# Characterizing generators for the multiplicative group of a finite field.

Fix a finite field $$\mathbb{F}_p$$ and consider its multiplicative group $$\mathbb{F}_p^\times$$, which we know is cyclic. Is there an general way to characterize this group's generators (the primitive $$(p-1)^{th}$$ roots of unity) beyond what I outline below?

Let $$a$$ be an element of $$\mathbb{F}_p^\times$$. Since $$a$$ generating $$\mathbb{F}_p^\times$$ is equivalent to $$a$$ being a primitive $$(p-1)^{th}$$ root of unity, $$a$$ is a generator if and only if $$\dagger$$ $$a^{(p-1)/t}\neq 1$$ for any prime divisor $$t$$ of $$p-1$$.

So, if I want to find all the generators of $$\mathbb{F}_p^\times$$, I would keep choosing group elements and checking if $$\dagger$$ is satisfied until such an element $$\omega$$ is found. Then, I know that every generator is of the form $$\omega^b$$ where $$\gcd(b,p-1)=1$$.

Is there a better way to find that initial generator $$\omega$$? By this I mean a way where I'm not just choosing random elements until I find one that works.

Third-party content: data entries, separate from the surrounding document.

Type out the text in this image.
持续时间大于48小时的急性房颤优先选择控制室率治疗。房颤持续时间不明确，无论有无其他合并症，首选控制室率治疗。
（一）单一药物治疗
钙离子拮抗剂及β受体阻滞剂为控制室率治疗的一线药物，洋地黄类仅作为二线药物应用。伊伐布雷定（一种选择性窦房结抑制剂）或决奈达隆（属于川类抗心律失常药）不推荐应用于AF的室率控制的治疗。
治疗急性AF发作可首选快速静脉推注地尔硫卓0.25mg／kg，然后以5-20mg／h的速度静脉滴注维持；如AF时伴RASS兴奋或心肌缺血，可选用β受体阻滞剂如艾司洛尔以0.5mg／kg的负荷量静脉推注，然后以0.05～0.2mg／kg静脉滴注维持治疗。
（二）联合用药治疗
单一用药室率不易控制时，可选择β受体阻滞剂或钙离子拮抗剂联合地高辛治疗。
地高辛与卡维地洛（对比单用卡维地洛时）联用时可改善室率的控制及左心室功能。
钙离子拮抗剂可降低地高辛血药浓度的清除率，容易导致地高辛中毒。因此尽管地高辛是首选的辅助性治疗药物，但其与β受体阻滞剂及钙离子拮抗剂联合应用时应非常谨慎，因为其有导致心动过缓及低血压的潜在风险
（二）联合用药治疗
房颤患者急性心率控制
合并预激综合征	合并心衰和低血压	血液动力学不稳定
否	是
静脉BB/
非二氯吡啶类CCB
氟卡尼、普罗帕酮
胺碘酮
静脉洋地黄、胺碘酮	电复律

Uhh, I don't think so. But generators are pretty plentiful. By that I mean there are $$\varphi (p-1)$$ generators, out of $$p$$ choices. We have $$\dfrac p{\varphi (p-1)}\in\mathcal O(\log\log p)$$. Meaning that the ratio goes off to infinity rather slowly.
You can start by trying simple random elements like $$2$$ and $$3$$.
G has exactly $$\phi(n)$$ generators, and hence the probability of a random element in $$G$$ being a generator is $$\phi(n) \over n.$$
Using the lower bound for the Euler phi function, this probability can be seen to be at least $${1 \over (6 \ln \ln n)}.$$
For $$n = 2^{2048}$$, this is ~2.296%. So, you are highly likely to find at least two generators checking 100 random numbers for $$n$$ of this size.